En el segundo siglo de nuestra era, Luciano de Samosata compuso una Historia verídica, que encierra, entre otras maravillas, una descripción de los selenitas, que (según el verídico historiador) hilan y cardan los metales y el vidrio, se quitan y se ponen los ojos, beben zumo de aire o aire exprimido. A principios del siglo xvi, Ludovico Ariosto imaginó que un paladín descubre en la Luna todo lo que se pierde en la Tierra: las lágrimas y suspiros de los amantes, el tiempo malgastado en el juego, los proyectos inútiles y los no saciados anhelos. En el siglo xvii, Kepler redactó un Somnium Astronomicum, que finge ser la transcripción de un libro leído en un sueño, cuyas páginas prolijamente revelan la conformación y los hábitos de las serpientes de la Luna que durante los ardores del día se guarecen en profundas cavernas y salen al atardecer. Entre el primero y el segundo de estos viajes imaginarios hay mil trescientos años y entre el segundo y el tercero, unos cien; los dos primeros son, sin embargo, invenciones irresponsables y libres y el tercero está como entorpecido por un afán de verosimilitud. La razón es clara: para Luciano y para Ariosto, un viaje a la Luna era símbolo o arquetipo de lo imposible; para Kepler ya era una posibilidad, como para nosotros. ¿No publicó por aquellos años John Wilkins, inventor de una lengua universal, su Descubrimiento de Un mundo en la Luna, discurso tendiente a demostrar que puede haber otro Mundo habitable en aquel Planeta, con un apéndice titulado Discurso sobre la Posibilidad de una Travesía? En las Noches áticas de Aulo Gelio se lee que Arquitas el pitagórico fabricó una paloma de madera que andaba por el aire; Wilkins predice que un vehículo de mecanismo análogo o parecido nos llevará, algún día, a la Luna.
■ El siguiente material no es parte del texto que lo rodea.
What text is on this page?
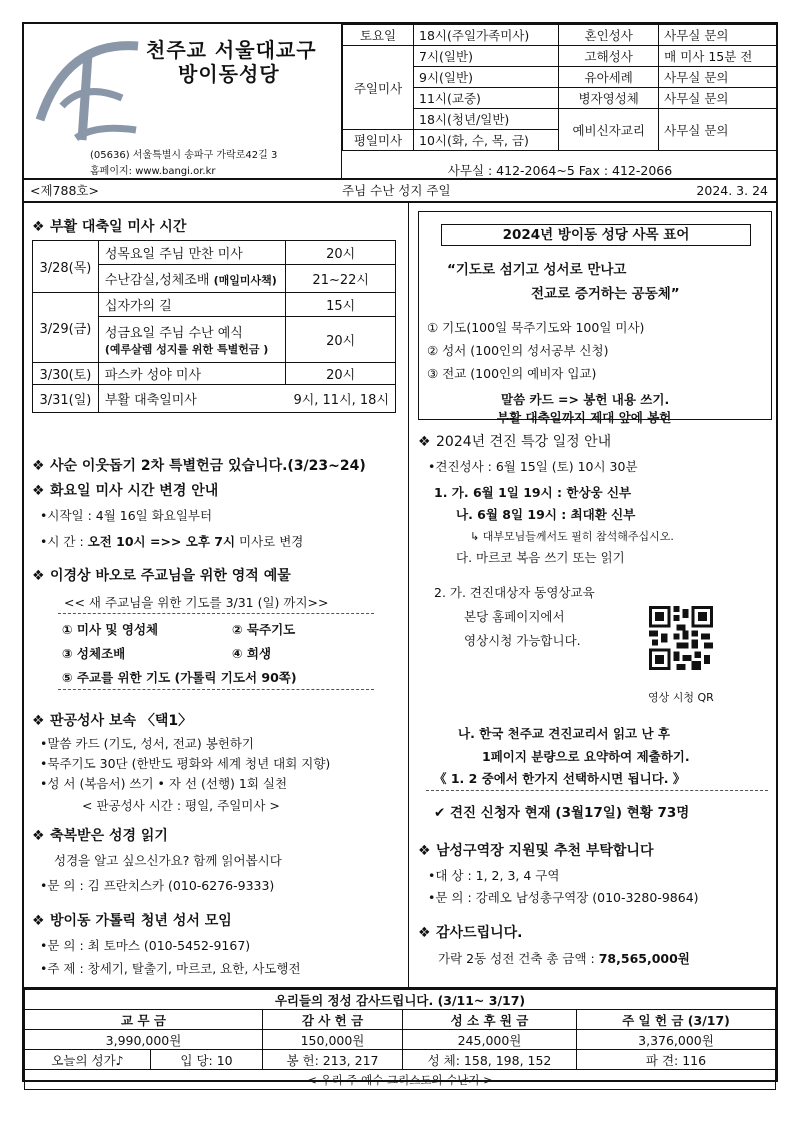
천주교 서울대교구
방이동성당
(05636) 서울특별시 송파구 가락로42길 3
홈페이지: www.bangi.or.kr
토요일	18시(주일가족미사)	혼인성사	사무실 문의
주일미사	7시(일반)	고해성사	매 미사 15분 전
	9시(일반)	유아세례	사무실 문의
	11시(교중)	병자영성체	사무실 문의
	18시(청년/일반)	예비신자교리	사무실 문의
평일미사	10시(화, 수, 목, 금)		
사무실 : 412-2064~5 Fax : 412-2066
<제788호>	주님 수난 성지 주일	2024. 3. 24
❖ 부활 대축일 미사 시간
3/28(목)	성목요일 주님 만찬 미사	20시
	수난감실,성체조배 (매일미사책)	21~22시
3/29(금)	십자가의 길	15시

	성금요일 주님 수난 예식
(예루살렘 성지를 위한 특별헌금 )	20시
3/30(토)	파스카 성야 미사	20시
3/31(일)	부활 대축일미사	9시, 11시, 18시
❖ 사순 이웃돕기 2차 특별헌금 있습니다.(3/23~24)
❖ 화요일 미사 시간 변경 안내
•시작일 : 4월 16일 화요일부터
•시 간 : 오전 10시 =>> 오후 7시 미사로 변경
❖ 이경상 바오로 주교님을 위한 영적 예물
<< 새 주교님을 위한 기도를 3/31 (일) 까지>>
① 미사 및 영성체	② 묵주기도
③ 성체조배	④ 희생
⑤ 주교를 위한 기도 (가톨릭 기도서 90쪽)
❖ 판공성사 보속 〈택1〉
•말씀 카드 (기도, 성서, 전교) 봉헌하기
•묵주기도 30단 (한반도 평화와 세계 청년 대회 지향)
•성 서 (복음서) 쓰기 • 자 선 (선행) 1회 실천
< 판공성사 시간 : 평일, 주일미사 >
❖ 축복받은 성경 읽기
성경을 알고 싶으신가요? 함께 읽어봅시다
•문 의 : 김 프란치스카 (010-6276-9333)
❖ 방이동 가톨릭 청년 성서 모임
•문 의 : 최 토마스 (010-5452-9167)
•주 제 : 창세기, 탈출기, 마르코, 요한, 사도행전
2024년 방이동 성당 사목 표어
“기도로 섬기고 성서로 만나고
전교로 증거하는 공동체”
① 기도(100일 묵주기도와 100일 미사)
② 성서 (100인의 성서공부 신청)
③ 전교 (100인의 예비자 입교)
말씀 카드 => 봉헌 내용 쓰기.
부활 대축일까지 제대 앞에 봉헌
❖ 2024년 견진 특강 일정 안내
•견진성사 : 6월 15일 (토) 10시 30분
1. 가. 6월 1일 19시 : 한상웅 신부
나. 6월 8일 19시 : 최대환 신부
↳ 대부모님들께서도 필히 참석해주십시오.
다. 마르코 복음 쓰기 또는 읽기
2. 가. 견진대상자 동영상교육
본당 홈페이지에서
영상시청 가능합니다.
영상 시청 QR
나. 한국 천주교 견진교리서 읽고 난 후
1페이지 분량으로 요약하여 제출하기.
《 1. 2 중에서 한가지 선택하시면 됩니다. 》
✔ 견진 신청자 현재 (3월17일) 현황 73명
❖ 남성구역장 지원및 추천 부탁합니다
•대 상 : 1, 2, 3, 4 구역
•문 의 : 강레오 남성총구역장 (010-3280-9864)
❖ 감사드립니다.
가락 2동 성전 건축 총 금액 : 78,565,000원
우리들의 정성 감사드립니다. (3/11~ 3/17)				
교 무 금		감 사 헌 금	성 소 후 원 금	주 일 헌 금 (3/17)
3,990,000원		150,000원	245,000원	3,376,000원
오늘의 성가♪	입 당: 10	봉 헌: 213, 217	성 체: 158, 198, 152	파 견: 116
< 우리 주 예수 그리스도의 수난기 >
Por su carácter de anticipación de un porvenir posible o probable, el Somnium Astronomicum prefigura, si no me equivoco, el nuevo género narrativo que los americanos del norte denominan science-fiction o scientifiction y del que son admirable ejemplo estas Crónicas. Su tema es la conquista y colonización del planeta. Esta ardua empresa de los hombres futuros parece destinada a la épica, pero Ray Bradbury ha preferido (sin proponérselo, tal vez, y por secreta inspiración de su genio) un tono elegíaco. Los marcianos, que al principio del libro son espantosos, merecen su piedad cuando la aniquilación los alcanza. Vencen los hombres y el autor no se alegra de su victoria. Anuncia con tristeza y con desengaño la futura expansión del linaje humano sobre el planeta rojo —que su profecía nos revela como un desierto de vaga arena azul, con ruinas de ciudades ajedrezadas y ocasos amarillos y antiguos barcos para andar por la arena.
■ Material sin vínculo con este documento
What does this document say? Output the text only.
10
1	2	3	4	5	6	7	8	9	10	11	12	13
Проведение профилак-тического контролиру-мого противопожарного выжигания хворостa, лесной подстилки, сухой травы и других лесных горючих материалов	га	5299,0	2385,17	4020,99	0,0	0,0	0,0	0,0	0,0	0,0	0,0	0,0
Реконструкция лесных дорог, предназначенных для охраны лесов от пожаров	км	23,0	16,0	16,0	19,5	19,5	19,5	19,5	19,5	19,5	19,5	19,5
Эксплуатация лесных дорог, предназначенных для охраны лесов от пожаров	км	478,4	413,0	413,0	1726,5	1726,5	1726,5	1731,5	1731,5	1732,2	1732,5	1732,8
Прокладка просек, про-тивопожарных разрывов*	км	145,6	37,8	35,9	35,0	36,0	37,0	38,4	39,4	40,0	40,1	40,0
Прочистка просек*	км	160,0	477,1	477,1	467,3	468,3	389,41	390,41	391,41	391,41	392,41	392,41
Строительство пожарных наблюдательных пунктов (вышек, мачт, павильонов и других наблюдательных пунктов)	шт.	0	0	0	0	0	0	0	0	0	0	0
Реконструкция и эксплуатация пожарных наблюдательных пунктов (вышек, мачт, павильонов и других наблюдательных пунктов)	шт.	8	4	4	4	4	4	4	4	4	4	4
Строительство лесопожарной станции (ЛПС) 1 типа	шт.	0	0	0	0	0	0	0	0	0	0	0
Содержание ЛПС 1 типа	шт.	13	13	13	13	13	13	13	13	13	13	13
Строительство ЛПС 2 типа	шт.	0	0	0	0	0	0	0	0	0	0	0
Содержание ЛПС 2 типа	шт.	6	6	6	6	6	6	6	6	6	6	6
Otros autores estampan una fecha venidera y no les creemos, porque sabemos que se trata de una convención literaria; Bradbury escribe 2004 y sentimos la gravitación, la fatiga, la vasta y vaga acumulación del pasado —el dark bakward and abysm of Time del verso de Shakespeare—. Ya el Renacimiento observó, por boca de Giordano Bruno y de Bacon, que los verdaderos antiguos somos nosotros y no los hombres del Génesis o de Homero.

¿Qué ha hecho este hombre de Illinois, me pregunto, al cerrar las páginas de su libro, para que episodios de la conquista de otro planeta me llenen de terror y de soledad?

¿Cómo pueden tocarme estas fantasías; y de una manera tan íntima? Toda literatura (me atrevo a contestar) es simbólica; hay unas pocas experiencias fundamentales y es indiferente que un escritor, para transmitirlas, recurra a lo “fantástico” o a lo “real”, a Macbeth o a Raskolnikov, a la invasión de Bélgica en agosto de 1914 o a una invasión de Marte. ¿Qué importa la novela, o la novelería de la science-fiction? En este libro de apariencia fantasmagórica, Bradbury ha puesto sus largos domingos vacíos, su tedio americano, su soledad, como los puso Sinclair Lewis en Main Street.

Acaso “La tercera expedición” es la historia más alarmante de este volumen. Su horror (sospecho) es metafísico; la incertidumbre sobre la identidad de los huéspedes del capitán John Black insinúa incómodamente que tampoco sabemos quiénes somos ni cómo es, para Dios, nuestra cara. Quiero asimismo destacar el episodio titulado “El marciano”, que encierra una patética variación del mito de Proteo.

 

Hacia 1909 leí, con fascinada angustia, en el crepúsculo de una casa grande que ya no existe, Los primeros hombres en la Luna, de Wells. Por virtud de estas Crónicas, de concepción y ejecución muy diversa, me ha sido dado revivir, en los últimos días del otoño de 1954, aquellos deleitables terrores.